On Thu, Feb 28, 2008 at 1:42 PM, Chris Ribe <chrisribe at gmail.com> wrote:
> The confusion and anger quickly disappeared as soon as I hooked up one of
> the computers to one of the monitors.   The picture is perfect at 1680x1050.
> For years I have been heavily biased against VGA connections to LCD monitors
> because I have seen plenty of setups where using VGA instead of DVI resulted
> in a slightly blurry picture.
>
> Something has improved dramatically since then, though.  I don't know if it
> is the graphics chip, the monitor, or some combination of the two that is

I'm pretty sure it's the monitor.  But it's still an ugly kludge.
When you think about how they do that you should hate it just for
that.  It's like ripping a CD by connecting the analog output to your
sound card... you just wouldn't do that, because it's guaranteed there
are going to be some artifacts.  Maybe you can't see or hear them, but
it's enough to know that they are there, and the digital samples you
captured are not going to be aligned with the digital samples that
were recorded on the CD.

> responsible, but there doesn't seem to be anything to be gained with a DVI
> connection on the newest hardware.

I have a Dell 24" monitor (2405).  To get pixel-perfect alignment from
my system with only analog output, I had to set the background on one
virtual desktop to the old X black-and-white stipple pattern.  I
switch to that desktop and hit the auto-align button, and the results
end up pretty decent, although I can still see some flickering.  But
sometimes it decides to auto-align on its own (like when switching
from X to a virtual console or back), gets it wrong, and then I have
to do it manually again.  Sometimes I have to do it repeatedly to get
good results.  But that system (not the MythTV one) is old and I have
an AGP FireGL board in it, which performs well and has 100%
open-source drivers, so that's why I'm putting off the upgrade; but
nevertheless I will need to upgrade soon.  My wife's system has the
Dell 19" monitor, and its auto-align doesn't work as well.

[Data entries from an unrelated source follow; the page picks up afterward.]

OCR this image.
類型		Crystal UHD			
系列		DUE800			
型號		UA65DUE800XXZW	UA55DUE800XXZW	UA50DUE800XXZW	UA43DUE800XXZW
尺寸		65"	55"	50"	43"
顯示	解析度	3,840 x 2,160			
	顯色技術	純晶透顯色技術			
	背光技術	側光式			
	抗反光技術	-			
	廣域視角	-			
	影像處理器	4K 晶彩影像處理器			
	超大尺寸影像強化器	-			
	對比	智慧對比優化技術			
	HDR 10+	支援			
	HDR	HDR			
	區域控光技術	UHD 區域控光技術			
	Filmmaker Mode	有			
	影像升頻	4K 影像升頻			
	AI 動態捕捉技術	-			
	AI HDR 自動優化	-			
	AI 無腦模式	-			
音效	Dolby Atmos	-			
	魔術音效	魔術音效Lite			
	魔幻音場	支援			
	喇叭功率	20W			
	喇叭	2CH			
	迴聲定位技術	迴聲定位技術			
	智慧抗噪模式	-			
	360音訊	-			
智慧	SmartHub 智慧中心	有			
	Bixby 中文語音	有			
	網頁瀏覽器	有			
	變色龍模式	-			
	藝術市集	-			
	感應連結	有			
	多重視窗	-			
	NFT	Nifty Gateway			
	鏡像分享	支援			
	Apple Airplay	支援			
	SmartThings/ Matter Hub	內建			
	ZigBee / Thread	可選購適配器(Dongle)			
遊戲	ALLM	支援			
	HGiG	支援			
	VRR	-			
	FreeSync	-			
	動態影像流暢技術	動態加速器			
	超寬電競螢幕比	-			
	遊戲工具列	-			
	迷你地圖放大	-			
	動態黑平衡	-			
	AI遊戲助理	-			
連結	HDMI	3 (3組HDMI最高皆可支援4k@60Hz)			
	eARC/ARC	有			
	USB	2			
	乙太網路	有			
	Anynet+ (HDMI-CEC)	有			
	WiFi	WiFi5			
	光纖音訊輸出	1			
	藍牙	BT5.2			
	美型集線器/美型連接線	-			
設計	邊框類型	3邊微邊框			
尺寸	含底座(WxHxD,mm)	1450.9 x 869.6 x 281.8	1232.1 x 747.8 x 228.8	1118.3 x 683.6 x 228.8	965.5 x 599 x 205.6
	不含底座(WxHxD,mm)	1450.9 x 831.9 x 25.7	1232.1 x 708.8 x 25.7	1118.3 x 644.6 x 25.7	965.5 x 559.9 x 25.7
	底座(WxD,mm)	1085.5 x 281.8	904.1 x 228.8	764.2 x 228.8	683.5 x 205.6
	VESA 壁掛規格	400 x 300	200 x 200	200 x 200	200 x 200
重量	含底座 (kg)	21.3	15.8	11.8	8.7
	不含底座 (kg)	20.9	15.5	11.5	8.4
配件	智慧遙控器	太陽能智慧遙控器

There's no question DVI digital is better when it works.  But another
issue is that 1920x1200 requires reduced blanking.  I have another
system (for Windows and for playing with Linux distros other than
Gentoo) which has DVI and it doesn't always work; sometimes the whole
screen blanks periodically, and to get it stop doing that I have to
power off the system and then boot again.  I guess it's a driver bug
because when I run Ubuntu on the same system that doesn't happen.
Anyway it seems short-sighted that when DVI came out, there were
already higher-resolution monitors available than what it could
handle.  (Consequently I'm pushing the maximum number of pixels that
it can handle already, and wishing I could have more.)  Dual-link
feels like a kludgy workaround.  But there is a new standard in the
works anyway... hopefully this time they look forward a bit and design
it to handle higher resolutions than what we have so far.

My Myth machine refuses to display text mode over DVI when connected
to my projector.  I hate that.. and if I connect an analog monitor
(even if it's turned off) then X will come up on the analog output
rather than DVI even though the projector is also connected.  So it
has to be just one or the other.  This is with a modern GeForce board
that I just bought a couple months ago (7100 maybe?  I forgot).